Las instalaciones de los mencionados aeropuertos, e incluso del Campamento Santiago, fueron usadas para el entrenamiento de la milicia previo al ataque en Venezuela.
La gobernadora confirmó que, en la isla, permanecen “activos” miembros de los “Marines”, en momentos en que Trump ha dicho que Cuba está al borde de “una crisis humanitaria”, que solo podría evitarse con una invasión estadounidense. Trump ha calificado a Cuba como una “nación fallida”, según CNN.

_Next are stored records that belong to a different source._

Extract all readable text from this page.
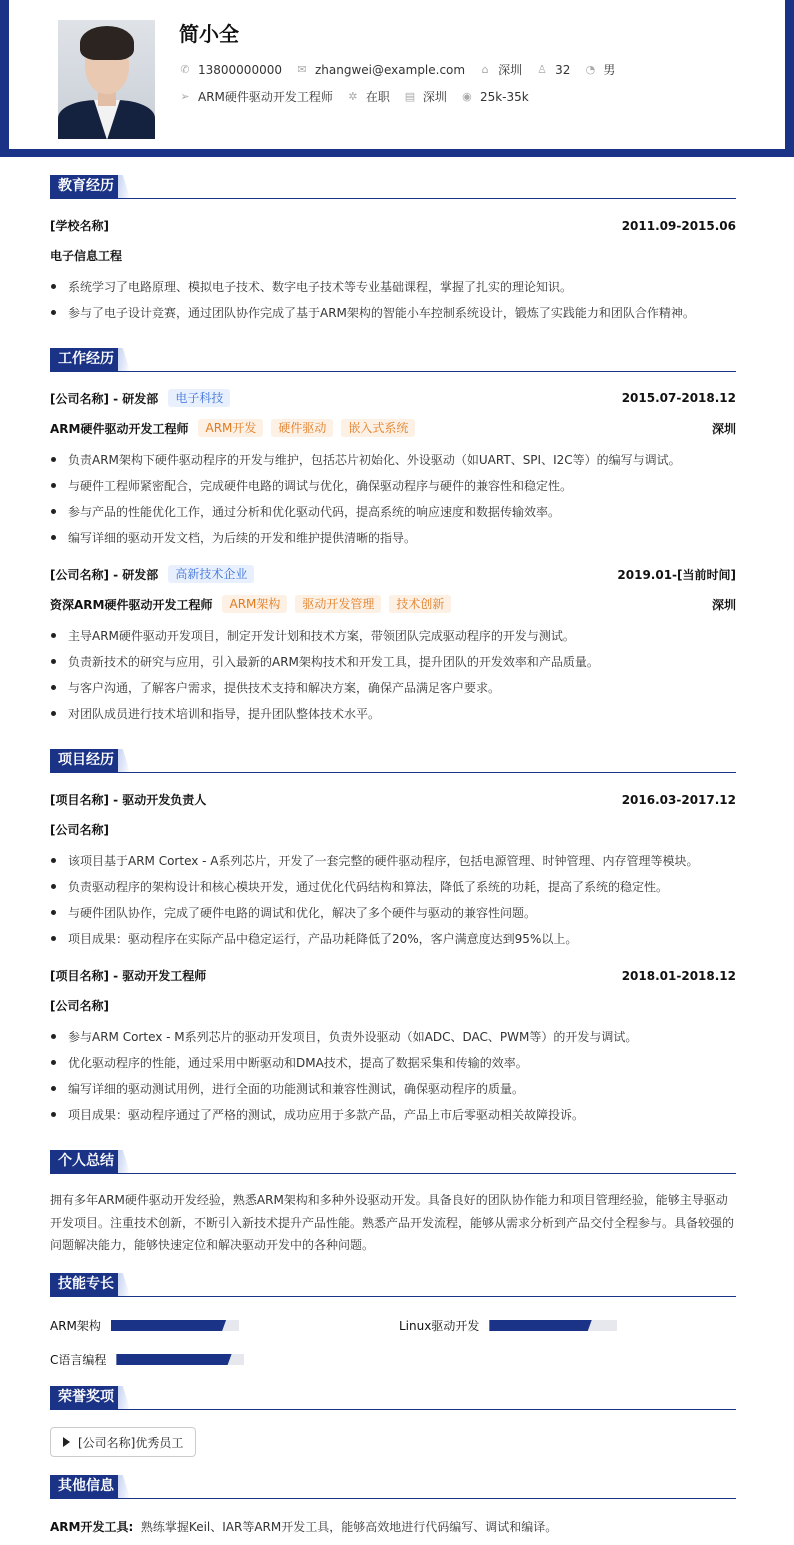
简小全
✆ 13800000000 ✉ zhangwei@example.com ⌂ 深圳 ♙ 32 ◔ 男
➢ ARM硬件驱动开发工程师 ✲ 在职 ▤ 深圳 ◉ 25k-35k
教育经历
[学校名称]	2011.09-2015.06
电子信息工程
系统学习了电路原理、模拟电子技术、数字电子技术等专业基础课程，掌握了扎实的理论知识。
参与了电子设计竞赛，通过团队协作完成了基于ARM架构的智能小车控制系统设计，锻炼了实践能力和团队合作精神。
工作经历
[公司名称] - 研发部	电子科技	2015.07-2018.12
ARM硬件驱动开发工程师	ARM开发	硬件驱动	嵌入式系统	深圳
负责ARM架构下硬件驱动程序的开发与维护，包括芯片初始化、外设驱动（如UART、SPI、I2C等）的编写与调试。
与硬件工程师紧密配合，完成硬件电路的调试与优化，确保驱动程序与硬件的兼容性和稳定性。
参与产品的性能优化工作，通过分析和优化驱动代码，提高系统的响应速度和数据传输效率。
编写详细的驱动开发文档，为后续的开发和维护提供清晰的指导。
[公司名称] - 研发部	高新技术企业	2019.01-[当前时间]
资深ARM硬件驱动开发工程师	ARM架构	驱动开发管理	技术创新	深圳
主导ARM硬件驱动开发项目，制定开发计划和技术方案，带领团队完成驱动程序的开发与测试。
负责新技术的研究与应用，引入最新的ARM架构技术和开发工具，提升团队的开发效率和产品质量。
与客户沟通，了解客户需求，提供技术支持和解决方案，确保产品满足客户要求。
对团队成员进行技术培训和指导，提升团队整体技术水平。
项目经历
[项目名称] - 驱动开发负责人	2016.03-2017.12
[公司名称]
该项目基于ARM Cortex - A系列芯片，开发了一套完整的硬件驱动程序，包括电源管理、时钟管理、内存管理等模块。
负责驱动程序的架构设计和核心模块开发，通过优化代码结构和算法，降低了系统的功耗，提高了系统的稳定性。
与硬件团队协作，完成了硬件电路的调试和优化，解决了多个硬件与驱动的兼容性问题。
项目成果：驱动程序在实际产品中稳定运行，产品功耗降低了20%，客户满意度达到95%以上。
[项目名称] - 驱动开发工程师	2018.01-2018.12
[公司名称]
参与ARM Cortex - M系列芯片的驱动开发项目，负责外设驱动（如ADC、DAC、PWM等）的开发与调试。
优化驱动程序的性能，通过采用中断驱动和DMA技术，提高了数据采集和传输的效率。
编写详细的驱动测试用例，进行全面的功能测试和兼容性测试，确保驱动程序的质量。
项目成果：驱动程序通过了严格的测试，成功应用于多款产品，产品上市后零驱动相关故障投诉。
个人总结
拥有多年ARM硬件驱动开发经验，熟悉ARM架构和多种外设驱动开发。具备良好的团队协作能力和项目管理经验，能够主导驱动开发项目。注重技术创新，不断引入新技术提升产品性能。熟悉产品开发流程，能够从需求分析到产品交付全程参与。具备较强的问题解决能力，能够快速定位和解决驱动开发中的各种问题。
技能专长
ARM架构	Linux驱动开发
C语言编程
荣誉奖项
[公司名称]优秀员工
其他信息
ARM开发工具: 熟练掌握Keil、IAR等ARM开发工具，能够高效地进行代码编写、调试和编译。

“Yo no tengo ninguna información sobre eso, pero todo lo que sea para respaldar a nuestras fuerzas militares y la política pública del presidente, claro que yo voy a estar a favor. Lo demostramos en el caso de Maduro en Venezuela”, declaró González.
El martes, la Junta de Planificación estimó que la inversión de las Fuerzas Armadas en la isla tendría un impacto económico de $2,036.5 millones y permitiría la creación de más de 12,000 empleos a lo largo del próximo año fiscal.
Por su parte, el ayudante general de la Guardia Nacional, Carlos José Rivera, confirmó información publicada en El Nuevo Día sobre que ese cuerpo, específicamente su división aérea ubicada en la base de Isla Grande, asiste a los militares destacados aquí desde septiembre.
“Estamos hablando de las fuerzas que vinieron, que fue un ‘search’ (búsqueda) que hubo aquí; ciertamente, les hacía falta apoyo de la Guardia Nacional aérea y se les dio completamente, y prosigue y sigue al día de hoy. Mayormente en logística, áreas de mantenimiento y seguridad”, explicó Rivera.
La gobernadora acudió al Campamento Santiago para inspeccionar trabajos de reparación y construcción de nuevas instalaciones, gracias a una asignación de $350 millones que logró mientras era comisionada residente en Washington.
“Ponerlas en condiciones óptimas ahora nos va a permitir hacer muchos más acuerdos de entrenamiento con otras guardias nacionales y con otros ejércitos que ya han practicado aquí. (…) El gobierno de Puerto Rico hace acuerdos, incluso con otras jurisdicciones, para los centros de práctica. Esto es un campamento activo”, acotó González.
Las obras, que son necesarias tras los daños causados por los huracanes Irma y María (2017), comenzaron el 4 de febrero de 2023 y deben concluir en julio del próximo año, informó. La construcción incluye dos nuevos comedores, tres edificios para barracas con acondicionadores de aire y otros tres para mantenimiento.
González aprovechó la visita para dar paso a la firma de un acuerdo entre Puertos y la Guardia Nacional, que permitirá que el cuerpo militar siga ocupando espacios en las bases de Isla Grande y Muñiz. “Estamos extendiendo, por 50 años, el contrato de arrendamiento a las instalaciones en apoyo a la aviación del Ejército, asegurando las operaciones críticas hasta el año 2078 con un costo nominal. Este acuerdo garantiza estabilidad operacional a largo plazo y la capacidad de competir por fondos federales”, anotó.